Bending creep curves of cross-laminated wood panels made with tropical woods and domestic temperate woods showed exponential form. It showed curvilinear behavior until one hour and then linear behavior until 168 hour and it was possible to predict deformation under long-term load by fitting the power law.
Initial deformation of cross-laminated wood panels showed the highest value in teak-larch crosslaminated wood panel (TLa) and the lowest value in merbau-tulip cross-laminated wood panel (MTu) with high density and strength performance. The values were 1.7 – 2.3 times higher deformation than that of merbau.
Creep deformation of cross-laminated wood panels showed the highest value in merbau-larch cross-laminated wood panel (MLa) and the lowest value in merbau-tulip cross-laminated wood panel (MTu).
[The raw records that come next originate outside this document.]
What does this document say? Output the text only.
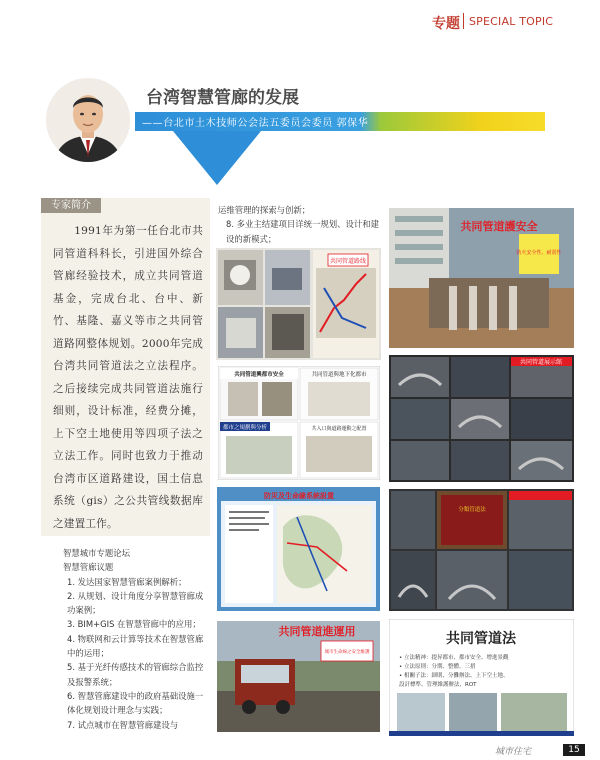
专题 SPECIAL TOPIC
台湾智慧管廊的发展
——台北市土木技师公会法五委员会委员 郭保华
专家简介

1991年为第一任台北市共同管道科科长，引进国外综合管廊经验技术，成立共同管道基金，完成台北、台中、新竹、基隆、嘉义等市之共同管道路网整体规划。2000年完成台湾共同管道法之立法程序。之后接续完成共同管道法施行细则，设计标准，经费分摊，上下空土地使用等四项子法之立法工作。同时也致力于推动台湾市区道路建设，国土信息系统（gis）之公共管线数据库之建置工作。

智慧城市专题论坛
智慧管廊议题
1. 发达国家智慧管廊案例解析；
2. 从规划、设计角度分享智慧管廊成功案例；
3. BIM+GIS 在智慧管廊中的应用；
4. 物联网和云计算等技术在智慧管廊中的运用；
5. 基于光纤传感技术的管廊综合监控及报警系统；
6. 智慧管廊建设中的政府基础设施一体化规划设计理念与实践；
7. 试点城市在智慧管廊建设与
运维管理的探索与创新；
8. 多业主结建项目详统一规划、设计和建设的新模式；
共同管道路线
共同管道護安全
防火安全性、耐震性
共同管道興都市安全	共同管道與地下化都市
都市之規劃與分析	共入口與道路運動之配置
共同管道展示館
防災及生命線系統設置
分類管道法
共同管道進運用
城市生命線之安全維護
共同管道法
• 立法精神：提昇都市、都市安全、增進景觀
• 立法原則：分期、整體、三措
• 相關子法：細則、分攤辦法、上下空土地、
設計標準、管理維護辦法、ROT
城市住宅	15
The values were 3.1 – 4.3 times higher deformation than that of merbau, however it was considerably lower deformation than that of larch.
Relative creep of cross-laminated wood panels showed the highest value in merbau-larch crosslaminated wood panel (MLa) and the lowest value in teak-tulip cross-laminated wood panel (TTu). The values were 1.1 – 1.7 times higher than that of teak and 1.8 – 2.4 times lower than that of merbau.